Researchers Release Captive-Bred Horned Lizards in Effort to Save Iconic Texas Species


Horned lizard baby
Image by VitaSerendipity

The Texas Horned Lizard was once so common that children used them for target practice or blew them up with fire-crackers. Today, few Texans see the state’s most famous lizard in the wild as populations have gradually declined since the 1960s.

On Friday, September 16th, researchers with the Fort Worth Zoo, Texas Christian University, and the Texas Parks and Wildlife Department released 204 captive-bred adults into the wild in an ongoing effort to jumpstart native populations. In August, researchers revealed that previously-released horned lizards appear to be breeding in the wild, a critical step in saving these unique creatures.

The lizard is iconic to Texas’s dusty plains and prairies and has been a revered animal since before the state’s founding. A rare mix of aggressive appearance and docile nature makes the diminutive “horny toad” vulnerable to numerous non-native predators and pet-trade collectors. Texas outlawed collecting wild horned lizards in 1977, and population declines were already noticeable to even casual observers.
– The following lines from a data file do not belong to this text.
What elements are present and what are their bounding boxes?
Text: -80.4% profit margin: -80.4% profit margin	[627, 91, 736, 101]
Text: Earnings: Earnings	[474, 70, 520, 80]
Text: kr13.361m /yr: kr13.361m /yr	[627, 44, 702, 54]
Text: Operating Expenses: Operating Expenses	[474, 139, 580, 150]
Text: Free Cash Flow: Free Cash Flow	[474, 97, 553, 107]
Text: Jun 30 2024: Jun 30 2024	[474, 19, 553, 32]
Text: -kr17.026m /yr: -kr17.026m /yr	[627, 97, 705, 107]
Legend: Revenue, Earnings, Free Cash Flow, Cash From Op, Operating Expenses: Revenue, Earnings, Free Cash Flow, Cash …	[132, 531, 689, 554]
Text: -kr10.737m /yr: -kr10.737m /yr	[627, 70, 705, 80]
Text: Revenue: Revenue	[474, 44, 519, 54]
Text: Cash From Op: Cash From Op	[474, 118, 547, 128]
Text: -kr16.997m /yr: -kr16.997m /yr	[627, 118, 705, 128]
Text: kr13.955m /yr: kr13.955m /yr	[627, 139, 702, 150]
Efforts to restore the wild populations have hit numerous bumps along the way, and researchers stress that the wild population of reptiles is far from out of danger at this point. Mortality rates can reach 90%, and the lizards do not hit sexual maturity for at least two years.

The most significant cause of population decline isn’t exactly known. The leading theory is a combination of over-collecting and senseless killing of the lizards in the 1950s and ’60s were responsible for the decline. At the same time, the widespread use of pesticides in Texas killed off populations of harvester ants. Harvester ants are the only food that these animals eat. Development and the introduction of non-native species have also stressed native populations.

While pet dogs and cats have certainly had a major impact on the horned toad population, the biggest threat comes from the fire ants accidentally introduced to Texas in the 1980s. Fire ants can kill juvenile and adult lizards, eat their eggs, and kill colonies of harvester ants. Insecticides used to exterminate fire ants also kill harvester ants, increasing the strain on wild lizard populations.

The news that captive-bred lizards are now reproducing in Mason Mountain WMA is a first-of-its-kind encouragement that efforts to save horned lizards are working. In the past, attempts to relocate wild-born lizards and introduce captive-bred lizards have not increased in the populations.

The Fort Worth Zoo raised nearly half of the lizards, the national leader in captive-bred horned lizards. The program is being replicated at other zoos to bolster the wild population. They are challenging to raise and breed in captivity due to the need for harvester ants and specific UV light requirements.

Researchers with TPWD say that legislation before Congress right now could provide much-needed funding to improve captive breeding programs. The bill is known as the Recovering America’s Wildlife Act, and it could bring as much as $40,000 to help efforts to save the state lizard of Texas.